Plainly anyone who does abuse children will often have been drawn to child-abusing pictures too, but does the causality work the other way? Do the readers of penny-dreadfuls find themselves impelled towards murder? Or might gawping at pictures in the privacy of ones own home serve as a safety valve or substitute, the living out in the imagination of what we know we couldn't and shouldn't do in the real world?

I genuinely do not know whether web browsing serves best as substitute for or stimulant to action, and in this state of unknowing am not (for example) attracted to the idea of banning car chases on television because couch potatoes may prove copycats and run people down.

But when I argue thus with the Catch Them Before They Start protagonists they seem surprisingly uninterested in the possibility of using research to help settle the argument. Crudely summarised, their response is:

Its bad, its disgusting, nobody should get pleasure from looking at such things, and even if we cant prove how or whom it hurts, we should stop them at once.

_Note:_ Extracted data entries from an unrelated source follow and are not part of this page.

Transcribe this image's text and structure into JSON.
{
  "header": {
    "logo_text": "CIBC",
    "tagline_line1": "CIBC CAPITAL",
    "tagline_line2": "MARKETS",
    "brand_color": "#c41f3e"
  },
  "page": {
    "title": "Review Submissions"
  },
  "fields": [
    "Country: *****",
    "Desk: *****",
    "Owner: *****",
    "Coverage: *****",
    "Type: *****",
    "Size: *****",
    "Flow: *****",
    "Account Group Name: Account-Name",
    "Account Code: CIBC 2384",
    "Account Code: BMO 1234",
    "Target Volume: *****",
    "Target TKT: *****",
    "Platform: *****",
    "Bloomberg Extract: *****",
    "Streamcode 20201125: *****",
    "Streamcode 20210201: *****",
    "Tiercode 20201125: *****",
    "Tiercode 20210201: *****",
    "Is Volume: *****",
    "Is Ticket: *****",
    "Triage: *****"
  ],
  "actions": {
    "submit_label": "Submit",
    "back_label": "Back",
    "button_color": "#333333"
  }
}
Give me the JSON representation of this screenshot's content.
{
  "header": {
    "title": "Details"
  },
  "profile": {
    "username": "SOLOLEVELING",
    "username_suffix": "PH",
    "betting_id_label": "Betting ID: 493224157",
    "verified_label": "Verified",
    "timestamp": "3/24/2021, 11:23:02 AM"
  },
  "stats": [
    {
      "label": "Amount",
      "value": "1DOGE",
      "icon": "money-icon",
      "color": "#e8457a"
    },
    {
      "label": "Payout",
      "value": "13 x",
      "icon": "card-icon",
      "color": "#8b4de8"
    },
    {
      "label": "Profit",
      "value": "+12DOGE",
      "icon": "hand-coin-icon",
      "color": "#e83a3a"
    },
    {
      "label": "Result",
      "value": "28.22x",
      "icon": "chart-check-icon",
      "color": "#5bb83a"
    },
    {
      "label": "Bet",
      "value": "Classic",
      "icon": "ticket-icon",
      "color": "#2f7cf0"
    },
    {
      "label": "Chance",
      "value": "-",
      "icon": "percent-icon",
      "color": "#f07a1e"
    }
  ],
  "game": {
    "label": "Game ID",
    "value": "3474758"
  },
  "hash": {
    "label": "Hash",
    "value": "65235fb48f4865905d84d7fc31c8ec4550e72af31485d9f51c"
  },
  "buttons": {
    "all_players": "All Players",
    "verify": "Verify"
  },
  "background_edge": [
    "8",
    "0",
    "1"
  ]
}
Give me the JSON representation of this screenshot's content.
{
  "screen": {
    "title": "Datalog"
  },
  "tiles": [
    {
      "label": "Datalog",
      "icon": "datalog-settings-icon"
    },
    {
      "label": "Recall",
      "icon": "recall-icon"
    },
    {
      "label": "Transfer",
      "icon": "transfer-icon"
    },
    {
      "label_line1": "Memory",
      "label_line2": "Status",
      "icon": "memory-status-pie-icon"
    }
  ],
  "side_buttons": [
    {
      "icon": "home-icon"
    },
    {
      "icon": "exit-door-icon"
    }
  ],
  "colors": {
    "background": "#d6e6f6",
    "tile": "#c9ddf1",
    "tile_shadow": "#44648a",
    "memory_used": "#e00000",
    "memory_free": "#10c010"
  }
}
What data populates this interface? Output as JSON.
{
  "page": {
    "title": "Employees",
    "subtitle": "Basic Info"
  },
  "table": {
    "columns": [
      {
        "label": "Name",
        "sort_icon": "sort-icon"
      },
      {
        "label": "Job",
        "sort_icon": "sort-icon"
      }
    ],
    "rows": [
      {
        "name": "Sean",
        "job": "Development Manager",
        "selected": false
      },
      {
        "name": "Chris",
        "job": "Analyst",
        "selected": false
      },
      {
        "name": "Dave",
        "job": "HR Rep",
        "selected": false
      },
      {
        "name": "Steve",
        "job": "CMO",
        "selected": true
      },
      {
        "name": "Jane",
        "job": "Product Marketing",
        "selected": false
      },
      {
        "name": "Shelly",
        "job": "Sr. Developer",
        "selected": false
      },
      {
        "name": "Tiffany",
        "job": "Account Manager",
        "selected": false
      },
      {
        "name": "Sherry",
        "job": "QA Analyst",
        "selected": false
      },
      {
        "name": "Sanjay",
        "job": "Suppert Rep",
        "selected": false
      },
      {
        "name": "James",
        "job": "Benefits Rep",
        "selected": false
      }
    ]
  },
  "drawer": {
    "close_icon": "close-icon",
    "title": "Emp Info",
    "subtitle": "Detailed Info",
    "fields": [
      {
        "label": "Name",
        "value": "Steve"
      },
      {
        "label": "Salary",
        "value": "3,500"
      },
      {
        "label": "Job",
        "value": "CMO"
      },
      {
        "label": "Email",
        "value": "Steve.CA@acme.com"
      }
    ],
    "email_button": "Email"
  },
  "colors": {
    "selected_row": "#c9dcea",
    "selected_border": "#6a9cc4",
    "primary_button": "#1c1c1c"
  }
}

I call this third cluster of responses

the Punish These Beasts Now argument, and I suspect it underlies and nourishes the first two.

I do not entirely disparage it. Nobody wants to live in a society where other people are taking pleasure in seeing disgusting things, whether or not they act on it. I have always been revolted by my countrymen's strange delight in close-up inspections of the results of traffic accidents or medical pictures of deformities, and feel it must somehow degrade people, but unable to demonstrate any clear link with any criminal behaviour I would not criminalise morbidity.

It seems to me a useful general principle in law, on to which we might try where possible to hang, that people should be punished for what they do rather than what they may be thought likely to do, or what they want to see, or what they might think while they are seeing it.

To look at pictures is a kind of fantasising. We can call a picture to the minds eye, or we can call up a picture on a screen. That the latter involves a tiny but observable physical action may allow lawmakers to decree that in this case but not the first the individual has made the picture, but this, I suggest, is not the real reason for prosecuting him. The real reason is that he indulged a fantasy of which we disapprove.

It unsettles me that this should become a crime.

Parris was a conservative MP who came out as gay while serving. He subsequently became the Times' political sketch writer and now writes for them on Saturdays.

He is always intelligent, humane and witty. Quite possibly my favourite journalist.